Bu ailenin bana eğlenceli gelen bir yanı var. Nedir o? denecek olunursa;
Buraya taşındığımdan bu yana, çeşitli sebeplerden 3-5 kere kapılarını çalmışlığım vardır. Ne zaman kapılarını çalsam eşiğin hemen berisinde ailecek beliriyorlar. En önde küçük hanımefendi, yanlarında iki oğlan, gerilerinde anne ve baba. O anlarda işte kendimi hep bir fotoğrafçı gibi hissettim. Söylüyorum ne söyleyeceksem ve elbette onları böyle sevimli bir duruşa ittiğimden, kendimi borçlu hissedip samimiyetle teşekkür ediyorum. Onlar olağan bir teşekkür sanıyor olabilirler.
***
Her apartman sakini onlar gibi değil, tabii. Komplo kuran bazı komşular da var; hem de öyle böyle bir komplo / düzen de değil. Ben size demiştim değil mi?.. Çok evvelinde, başka evlerde kalırken, “gideceğim yerlerde de tuhaf komşularım olacak...” diye.

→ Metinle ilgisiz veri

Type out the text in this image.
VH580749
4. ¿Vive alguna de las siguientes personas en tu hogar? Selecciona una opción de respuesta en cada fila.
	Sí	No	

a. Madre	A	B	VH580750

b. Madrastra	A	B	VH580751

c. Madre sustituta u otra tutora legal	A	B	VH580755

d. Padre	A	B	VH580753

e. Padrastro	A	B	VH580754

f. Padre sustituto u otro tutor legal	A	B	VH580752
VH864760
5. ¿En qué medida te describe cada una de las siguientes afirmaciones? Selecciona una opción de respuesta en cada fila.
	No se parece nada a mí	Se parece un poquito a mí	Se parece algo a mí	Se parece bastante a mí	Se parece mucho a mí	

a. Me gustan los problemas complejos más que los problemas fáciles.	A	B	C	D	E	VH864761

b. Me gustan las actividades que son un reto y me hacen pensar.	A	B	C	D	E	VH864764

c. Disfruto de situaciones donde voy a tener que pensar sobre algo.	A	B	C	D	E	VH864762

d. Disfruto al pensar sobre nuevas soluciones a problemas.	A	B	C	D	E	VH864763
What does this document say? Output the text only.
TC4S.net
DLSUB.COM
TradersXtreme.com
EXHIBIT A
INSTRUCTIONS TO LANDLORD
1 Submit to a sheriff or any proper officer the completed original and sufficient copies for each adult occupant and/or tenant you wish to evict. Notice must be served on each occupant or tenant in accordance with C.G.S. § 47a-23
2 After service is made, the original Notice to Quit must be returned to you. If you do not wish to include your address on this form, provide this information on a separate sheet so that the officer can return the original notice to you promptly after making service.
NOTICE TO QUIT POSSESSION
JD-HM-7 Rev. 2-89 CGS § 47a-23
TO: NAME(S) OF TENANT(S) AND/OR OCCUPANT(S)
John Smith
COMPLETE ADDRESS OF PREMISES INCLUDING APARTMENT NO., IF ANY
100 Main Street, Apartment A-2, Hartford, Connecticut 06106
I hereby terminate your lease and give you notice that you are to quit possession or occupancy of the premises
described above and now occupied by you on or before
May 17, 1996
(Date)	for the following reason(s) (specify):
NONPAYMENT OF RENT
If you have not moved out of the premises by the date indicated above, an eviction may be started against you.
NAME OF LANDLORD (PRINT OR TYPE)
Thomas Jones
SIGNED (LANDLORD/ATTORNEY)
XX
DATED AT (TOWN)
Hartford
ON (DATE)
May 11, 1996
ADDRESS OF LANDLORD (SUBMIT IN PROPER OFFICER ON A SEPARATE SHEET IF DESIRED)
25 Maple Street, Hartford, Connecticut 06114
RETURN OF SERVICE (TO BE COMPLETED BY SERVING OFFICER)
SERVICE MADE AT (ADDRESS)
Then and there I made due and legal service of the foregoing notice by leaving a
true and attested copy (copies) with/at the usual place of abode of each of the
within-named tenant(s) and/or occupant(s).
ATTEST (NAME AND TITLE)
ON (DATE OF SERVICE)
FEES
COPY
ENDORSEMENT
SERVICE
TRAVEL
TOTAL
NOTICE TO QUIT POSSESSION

Şimdilik seyir halinde olduğum için bir hikaye çerçevesi dahi çizmek istemiyorum. En azından şunu bilin ki; kararlı duruyorum. Bir bakış kararlılığı, bir zihin parlaklığı içerisinde.
***
1 Mayıs marşını söyleyerek odadan içeri girdi. Bana tavır olsun filan diye değil. Öyle bir sorunumuz yok. Dedim ki:
Olmaz artık öyle devrimler. Çünkü, insan değişiyor. Her ne kadar, dünyaya ideoljik herhangi bir bakış ekonomi ile eyleme geçiyorsa ilkin, ne ekonomi ne sosyoloji ne psikoloji... belirli sınırlara tabi değil; dolayısıyla klasik tanımlar pek de işimize yarayacak gibi görünmüyor.
Her şey yapay zekaya büründüğünde, birtakım kod parçaları da işçi sınıfı- burjuva filan diye sınırlarla ayrılır mı acaba? Yani şimdi, diyebilirsiniz ki: koddur, makinedir... nasıl olacak öyle siyasal miyasal kod?
Ama, insan da biyolojik bir koddur-makinedir. Meseleyi semavi-ilahi bir noktaya çekecek olsanız bile ruh-şuur vb şeyler de ilahi koddur-makinedir. Bir şeyin makine olması için illa görünmesi mi gerekli? Ve kendi içinden çıkamayan bir biyolojik koddur insan veya insanlık. Aldığımız yolların da “doğru”luğu her zaman tartışma konusuyken iki kod-un “saçma” yollardan gitmesini şimdiden akla yatırabiliriz.
1 Mayıs marşını, bibbibiiip bipbiibiiip şeklinde de söyleyebiliyoruz. Siz de deneyin; eğlenceli oluyor.